The American Flag

translated from the Spanish by Edgar Peguero y Heredia

Tell me upon seeing the sweet rays 
Of the splendid morning
The majestic flag
Of the stars and stripes?

Yesterday upon death he prayed,
Ostentatious deeds
On the solid bastion.
In the middle of the battle ...

Between the roaring horizon
Of the bombs and the bullets
Walled off is the night upright,
Its stars and stripes!

Oh tell me if you still, 
Our starry flag,
Cover the roof of the brave,
Cover the soil of the homeland!

What is it that I glimpse
There on the distant shore,
And that shines upon the fog
On the steep tower
Where yesterday the enemy,
The soldiers denied?

With imposing silence
What preludes the battle
The breeze already reveals,
Already hides it from sight …
There the dawn finally lights up
Its stars and stripes.

Thus shines forever
That venerable flag
On the roof of the brave,
On the soil of the homeland.

 


 

La bandera americana

 

Dime si ves al dulce rayo
De la espléndida mañana
La bandera majestuosa
¿De las estrellas y franjas?

Ayer al morir él oró,
Ostenta’base gallardo
Sobre el sólido baluarte
En medio de la batalla …

Entre el horrísono estruendo
De las bombas y las balas
Aún miró la noche erguidas
¡Sus estrellas y sus franjas!

Oh, dime si todavía
¡Nuestra bandera estrellada
Cubre el techo de los bravos,
Cubre el suelo de la patria!

¿Qué es aquello que vislumbro
Allá en la orilla lejana,
Y que brilla, entre la niebla
Sobre la torre empinada
Donde ayer el enemigo
Los soldados congregaban?

Con el silencio imponente
Qué preludia la batalla
La brisa ya lo descubre,
Ya lo oculta a la mirada …
Allá la aurora al fin alumbra
Sus estrellas y franjas.

Así brilla para siempre
Esa enseña veneranda
Sobre el techo de los bravos,
Sobre el suelo de la patria.

Credit

This poem is in the public domain.
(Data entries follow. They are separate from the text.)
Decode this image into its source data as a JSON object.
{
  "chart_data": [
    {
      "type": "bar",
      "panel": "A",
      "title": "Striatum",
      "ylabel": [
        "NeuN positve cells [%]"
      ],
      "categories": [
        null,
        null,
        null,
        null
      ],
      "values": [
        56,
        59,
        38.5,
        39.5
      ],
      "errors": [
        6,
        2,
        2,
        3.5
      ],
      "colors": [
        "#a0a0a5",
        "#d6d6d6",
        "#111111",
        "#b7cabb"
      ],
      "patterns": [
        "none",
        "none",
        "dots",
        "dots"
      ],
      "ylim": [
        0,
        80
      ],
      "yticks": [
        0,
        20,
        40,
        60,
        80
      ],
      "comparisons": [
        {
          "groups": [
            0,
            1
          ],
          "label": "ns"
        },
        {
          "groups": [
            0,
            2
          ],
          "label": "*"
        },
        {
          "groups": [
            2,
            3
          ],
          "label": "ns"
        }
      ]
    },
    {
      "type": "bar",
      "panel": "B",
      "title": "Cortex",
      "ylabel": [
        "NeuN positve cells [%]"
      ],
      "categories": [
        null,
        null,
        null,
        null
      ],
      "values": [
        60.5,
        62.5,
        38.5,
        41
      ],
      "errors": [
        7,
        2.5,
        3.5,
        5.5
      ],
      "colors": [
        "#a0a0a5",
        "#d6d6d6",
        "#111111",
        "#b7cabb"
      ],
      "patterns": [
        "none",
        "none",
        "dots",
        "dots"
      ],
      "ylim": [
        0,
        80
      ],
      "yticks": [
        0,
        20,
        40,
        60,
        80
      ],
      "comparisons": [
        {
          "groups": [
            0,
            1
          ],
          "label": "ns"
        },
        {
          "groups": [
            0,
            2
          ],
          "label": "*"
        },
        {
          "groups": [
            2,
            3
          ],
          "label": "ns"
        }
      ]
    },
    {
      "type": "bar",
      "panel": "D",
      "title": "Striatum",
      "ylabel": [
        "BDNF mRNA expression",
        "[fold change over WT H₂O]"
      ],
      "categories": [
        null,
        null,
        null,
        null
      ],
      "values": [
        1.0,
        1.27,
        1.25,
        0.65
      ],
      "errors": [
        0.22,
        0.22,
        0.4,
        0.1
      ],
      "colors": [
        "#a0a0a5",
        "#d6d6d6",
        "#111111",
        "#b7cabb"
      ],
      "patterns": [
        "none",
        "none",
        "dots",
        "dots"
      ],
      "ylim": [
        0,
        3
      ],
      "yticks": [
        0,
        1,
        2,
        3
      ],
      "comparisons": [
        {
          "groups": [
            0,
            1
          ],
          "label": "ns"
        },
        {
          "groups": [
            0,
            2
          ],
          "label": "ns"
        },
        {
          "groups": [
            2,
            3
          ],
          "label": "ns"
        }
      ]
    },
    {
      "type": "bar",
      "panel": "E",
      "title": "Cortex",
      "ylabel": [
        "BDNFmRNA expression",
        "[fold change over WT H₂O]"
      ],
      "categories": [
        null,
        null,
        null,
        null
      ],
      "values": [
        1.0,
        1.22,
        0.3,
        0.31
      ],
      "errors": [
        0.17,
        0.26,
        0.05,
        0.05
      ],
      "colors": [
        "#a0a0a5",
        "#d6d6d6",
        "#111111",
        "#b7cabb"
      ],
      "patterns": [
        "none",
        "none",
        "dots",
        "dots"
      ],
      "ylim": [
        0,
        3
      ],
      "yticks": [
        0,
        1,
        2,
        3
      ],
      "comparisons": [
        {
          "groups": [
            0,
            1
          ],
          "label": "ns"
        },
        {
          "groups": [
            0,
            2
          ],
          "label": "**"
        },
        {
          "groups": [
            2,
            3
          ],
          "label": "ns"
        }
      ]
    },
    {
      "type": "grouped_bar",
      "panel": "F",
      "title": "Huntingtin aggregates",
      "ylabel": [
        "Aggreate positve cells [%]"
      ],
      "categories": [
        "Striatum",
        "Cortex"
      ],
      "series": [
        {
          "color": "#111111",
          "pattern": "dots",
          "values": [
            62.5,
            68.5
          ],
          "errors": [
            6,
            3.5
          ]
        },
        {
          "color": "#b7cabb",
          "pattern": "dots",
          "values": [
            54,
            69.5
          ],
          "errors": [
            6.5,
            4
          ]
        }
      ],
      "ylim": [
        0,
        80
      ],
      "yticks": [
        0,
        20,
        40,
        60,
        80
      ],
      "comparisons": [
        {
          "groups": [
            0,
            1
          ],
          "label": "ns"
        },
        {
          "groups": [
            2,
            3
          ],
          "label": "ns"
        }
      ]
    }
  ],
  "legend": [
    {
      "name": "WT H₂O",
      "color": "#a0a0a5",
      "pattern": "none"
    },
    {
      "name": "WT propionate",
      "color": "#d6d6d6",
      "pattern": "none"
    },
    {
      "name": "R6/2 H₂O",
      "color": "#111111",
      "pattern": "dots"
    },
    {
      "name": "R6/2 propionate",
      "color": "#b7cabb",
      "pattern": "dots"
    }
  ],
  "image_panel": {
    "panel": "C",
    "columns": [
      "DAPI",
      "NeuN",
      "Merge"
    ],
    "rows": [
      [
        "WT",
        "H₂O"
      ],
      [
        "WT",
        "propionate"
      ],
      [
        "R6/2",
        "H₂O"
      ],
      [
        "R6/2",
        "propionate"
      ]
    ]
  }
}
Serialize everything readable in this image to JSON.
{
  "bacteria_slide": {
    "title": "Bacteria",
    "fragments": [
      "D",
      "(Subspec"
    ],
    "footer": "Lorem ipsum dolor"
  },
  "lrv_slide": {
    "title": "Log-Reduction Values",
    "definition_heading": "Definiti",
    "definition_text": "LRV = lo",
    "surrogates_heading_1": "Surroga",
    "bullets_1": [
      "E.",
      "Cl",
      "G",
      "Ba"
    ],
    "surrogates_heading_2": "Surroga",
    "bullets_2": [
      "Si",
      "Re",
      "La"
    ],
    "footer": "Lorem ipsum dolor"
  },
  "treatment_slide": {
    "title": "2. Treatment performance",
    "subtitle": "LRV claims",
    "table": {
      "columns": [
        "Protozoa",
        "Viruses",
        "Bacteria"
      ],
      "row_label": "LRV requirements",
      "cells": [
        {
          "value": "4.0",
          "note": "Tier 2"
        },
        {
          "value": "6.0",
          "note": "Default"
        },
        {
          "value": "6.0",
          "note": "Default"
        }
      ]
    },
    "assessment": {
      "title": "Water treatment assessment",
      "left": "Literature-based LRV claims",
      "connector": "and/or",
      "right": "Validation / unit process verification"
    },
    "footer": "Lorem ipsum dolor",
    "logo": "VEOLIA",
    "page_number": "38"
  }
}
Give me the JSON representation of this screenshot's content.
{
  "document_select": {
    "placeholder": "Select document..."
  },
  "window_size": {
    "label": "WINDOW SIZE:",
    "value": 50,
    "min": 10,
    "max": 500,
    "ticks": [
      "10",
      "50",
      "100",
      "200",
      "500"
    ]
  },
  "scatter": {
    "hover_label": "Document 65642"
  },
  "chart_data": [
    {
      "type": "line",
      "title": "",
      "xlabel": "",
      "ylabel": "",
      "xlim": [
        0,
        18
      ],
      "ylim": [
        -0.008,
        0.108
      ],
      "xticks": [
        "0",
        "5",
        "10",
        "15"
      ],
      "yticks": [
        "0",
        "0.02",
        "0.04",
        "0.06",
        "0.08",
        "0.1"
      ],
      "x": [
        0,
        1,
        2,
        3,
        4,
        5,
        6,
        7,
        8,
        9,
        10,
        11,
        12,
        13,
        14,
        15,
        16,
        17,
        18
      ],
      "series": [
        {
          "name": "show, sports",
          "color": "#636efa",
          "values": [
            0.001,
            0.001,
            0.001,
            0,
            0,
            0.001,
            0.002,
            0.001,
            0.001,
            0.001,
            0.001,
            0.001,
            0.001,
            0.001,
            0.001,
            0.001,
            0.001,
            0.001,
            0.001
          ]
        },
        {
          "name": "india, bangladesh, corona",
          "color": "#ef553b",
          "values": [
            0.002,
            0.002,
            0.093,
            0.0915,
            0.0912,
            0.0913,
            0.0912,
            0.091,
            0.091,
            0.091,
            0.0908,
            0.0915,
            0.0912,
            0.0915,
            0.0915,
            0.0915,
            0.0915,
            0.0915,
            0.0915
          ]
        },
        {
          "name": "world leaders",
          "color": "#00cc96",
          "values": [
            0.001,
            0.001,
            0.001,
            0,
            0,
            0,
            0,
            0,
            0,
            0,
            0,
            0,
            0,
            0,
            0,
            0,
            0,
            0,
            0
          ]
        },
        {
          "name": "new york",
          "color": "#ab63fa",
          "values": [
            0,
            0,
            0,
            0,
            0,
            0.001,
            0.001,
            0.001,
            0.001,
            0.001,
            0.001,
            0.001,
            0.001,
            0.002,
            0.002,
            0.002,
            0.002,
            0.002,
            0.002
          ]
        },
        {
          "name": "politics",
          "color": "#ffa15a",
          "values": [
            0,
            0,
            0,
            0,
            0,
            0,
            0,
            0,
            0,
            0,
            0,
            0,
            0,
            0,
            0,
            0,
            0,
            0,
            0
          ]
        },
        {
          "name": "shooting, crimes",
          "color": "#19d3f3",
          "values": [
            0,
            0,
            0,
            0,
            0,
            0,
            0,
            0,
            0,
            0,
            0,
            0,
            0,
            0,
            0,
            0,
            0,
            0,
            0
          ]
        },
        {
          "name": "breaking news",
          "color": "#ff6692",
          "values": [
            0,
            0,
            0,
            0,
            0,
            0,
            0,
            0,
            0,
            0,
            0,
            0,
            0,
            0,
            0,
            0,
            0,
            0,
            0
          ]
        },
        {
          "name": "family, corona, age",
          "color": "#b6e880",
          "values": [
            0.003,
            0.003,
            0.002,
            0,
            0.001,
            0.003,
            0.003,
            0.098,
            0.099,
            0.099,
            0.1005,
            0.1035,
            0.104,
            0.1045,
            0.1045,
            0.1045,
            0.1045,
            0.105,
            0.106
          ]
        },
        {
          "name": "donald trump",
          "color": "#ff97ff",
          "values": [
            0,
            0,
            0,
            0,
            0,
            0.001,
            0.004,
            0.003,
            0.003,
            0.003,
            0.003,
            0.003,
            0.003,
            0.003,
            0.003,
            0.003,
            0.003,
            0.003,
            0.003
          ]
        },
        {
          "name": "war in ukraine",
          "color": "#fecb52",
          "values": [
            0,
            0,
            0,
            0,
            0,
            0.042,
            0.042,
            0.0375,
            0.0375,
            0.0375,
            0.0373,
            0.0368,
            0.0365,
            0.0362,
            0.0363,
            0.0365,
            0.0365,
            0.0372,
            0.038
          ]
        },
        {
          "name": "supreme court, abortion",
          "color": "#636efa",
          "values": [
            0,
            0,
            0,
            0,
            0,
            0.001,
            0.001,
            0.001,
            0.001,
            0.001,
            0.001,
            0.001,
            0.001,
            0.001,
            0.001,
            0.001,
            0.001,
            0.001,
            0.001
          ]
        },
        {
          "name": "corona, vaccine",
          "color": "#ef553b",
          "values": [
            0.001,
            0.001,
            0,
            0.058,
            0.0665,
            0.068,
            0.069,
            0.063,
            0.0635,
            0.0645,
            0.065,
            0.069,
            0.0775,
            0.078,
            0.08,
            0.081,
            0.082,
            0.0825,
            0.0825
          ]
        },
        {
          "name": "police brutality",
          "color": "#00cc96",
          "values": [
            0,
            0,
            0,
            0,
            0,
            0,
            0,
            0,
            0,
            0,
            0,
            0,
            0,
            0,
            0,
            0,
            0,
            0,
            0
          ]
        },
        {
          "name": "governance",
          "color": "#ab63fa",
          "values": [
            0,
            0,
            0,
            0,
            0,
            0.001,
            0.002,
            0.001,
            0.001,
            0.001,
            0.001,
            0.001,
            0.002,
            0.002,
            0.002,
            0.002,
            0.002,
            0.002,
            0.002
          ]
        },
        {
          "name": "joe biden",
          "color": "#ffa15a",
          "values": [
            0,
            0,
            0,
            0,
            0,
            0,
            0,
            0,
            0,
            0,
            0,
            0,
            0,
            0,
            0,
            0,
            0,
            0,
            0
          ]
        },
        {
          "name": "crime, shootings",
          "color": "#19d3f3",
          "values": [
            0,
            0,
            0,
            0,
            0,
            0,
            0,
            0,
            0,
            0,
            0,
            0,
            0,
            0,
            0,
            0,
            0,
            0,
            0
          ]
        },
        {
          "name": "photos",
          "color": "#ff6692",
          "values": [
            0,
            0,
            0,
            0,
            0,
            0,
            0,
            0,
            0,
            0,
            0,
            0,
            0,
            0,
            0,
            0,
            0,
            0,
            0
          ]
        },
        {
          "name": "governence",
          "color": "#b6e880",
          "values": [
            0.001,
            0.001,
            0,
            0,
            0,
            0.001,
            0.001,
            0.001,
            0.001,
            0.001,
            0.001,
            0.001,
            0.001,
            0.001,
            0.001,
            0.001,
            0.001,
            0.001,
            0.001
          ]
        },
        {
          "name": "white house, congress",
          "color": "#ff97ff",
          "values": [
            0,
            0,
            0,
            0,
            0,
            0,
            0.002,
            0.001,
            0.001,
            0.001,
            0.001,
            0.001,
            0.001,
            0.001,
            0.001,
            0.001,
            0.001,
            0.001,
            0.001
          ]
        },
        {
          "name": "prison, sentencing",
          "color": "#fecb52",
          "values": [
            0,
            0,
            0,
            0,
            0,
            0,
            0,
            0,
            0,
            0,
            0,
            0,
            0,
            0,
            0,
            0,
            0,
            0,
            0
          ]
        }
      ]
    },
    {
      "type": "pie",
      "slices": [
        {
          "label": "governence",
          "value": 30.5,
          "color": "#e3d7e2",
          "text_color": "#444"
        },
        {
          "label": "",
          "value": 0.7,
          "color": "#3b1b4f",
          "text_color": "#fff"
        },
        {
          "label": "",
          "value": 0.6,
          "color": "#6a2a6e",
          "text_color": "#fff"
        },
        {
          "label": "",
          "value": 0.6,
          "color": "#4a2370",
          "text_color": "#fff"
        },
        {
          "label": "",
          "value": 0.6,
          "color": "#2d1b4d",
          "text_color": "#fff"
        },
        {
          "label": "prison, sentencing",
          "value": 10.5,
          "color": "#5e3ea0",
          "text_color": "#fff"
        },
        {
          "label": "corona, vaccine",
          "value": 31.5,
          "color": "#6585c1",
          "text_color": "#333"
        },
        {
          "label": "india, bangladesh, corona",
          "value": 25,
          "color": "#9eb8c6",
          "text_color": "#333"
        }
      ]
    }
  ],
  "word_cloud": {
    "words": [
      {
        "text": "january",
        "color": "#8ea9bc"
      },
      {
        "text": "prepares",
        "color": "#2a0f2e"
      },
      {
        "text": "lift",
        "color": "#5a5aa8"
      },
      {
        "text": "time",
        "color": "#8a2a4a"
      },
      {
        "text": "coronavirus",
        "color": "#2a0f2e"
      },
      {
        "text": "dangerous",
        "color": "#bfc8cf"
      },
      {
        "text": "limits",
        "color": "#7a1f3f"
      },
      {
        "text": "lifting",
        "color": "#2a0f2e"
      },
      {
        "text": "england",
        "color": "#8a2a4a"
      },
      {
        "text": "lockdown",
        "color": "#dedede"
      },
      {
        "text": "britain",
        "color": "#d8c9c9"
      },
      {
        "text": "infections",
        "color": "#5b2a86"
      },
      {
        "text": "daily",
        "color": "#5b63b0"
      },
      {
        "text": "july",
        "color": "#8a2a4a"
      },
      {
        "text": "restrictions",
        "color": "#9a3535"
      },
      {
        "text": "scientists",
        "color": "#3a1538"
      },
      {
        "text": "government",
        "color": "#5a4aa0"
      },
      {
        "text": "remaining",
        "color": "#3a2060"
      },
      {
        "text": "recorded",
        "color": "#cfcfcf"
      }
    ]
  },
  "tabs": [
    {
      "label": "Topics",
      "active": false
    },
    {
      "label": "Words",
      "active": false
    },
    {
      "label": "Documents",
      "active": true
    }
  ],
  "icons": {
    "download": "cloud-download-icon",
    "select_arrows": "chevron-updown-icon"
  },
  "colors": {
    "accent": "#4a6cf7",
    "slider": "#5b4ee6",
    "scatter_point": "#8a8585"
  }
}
Published in Poem-a-Day on September 15, 2024, by the Academy of American Poets.

About this Poem

In his 1960 essay, “Parnassianism, Symbolism, Decadentism-and Spanish-American Modernism,” literary scholar Poe Carden noted, “The Modernist Movement in Spanish American literature, which had its formal beginnings in 1888 with the publication of [Rubén] Darío’s Azul, was powerfully indebted to each of the schools that developed in France between 1860 and 1885; namely, Parnassianism, Decadentism, and Symbolismowing most perhaps to Decadentism.” As defined, decadentism emerged from the writings of Montesquieu, the Enlightenment thinker who saw moral decay as a partial cause to the decline of the Roman Empire. According to Carden, Nicolás Heredia y Mota criticized the “moral collapse” of Decadentism in Spanish literature. He wrote, “[Heredia attempted] to investigate the sociological background of Decadentism; after asserting that the very name indicated it to be a school without ideals, and therefore characteristic of worn-out souls and a society in the dotage […].”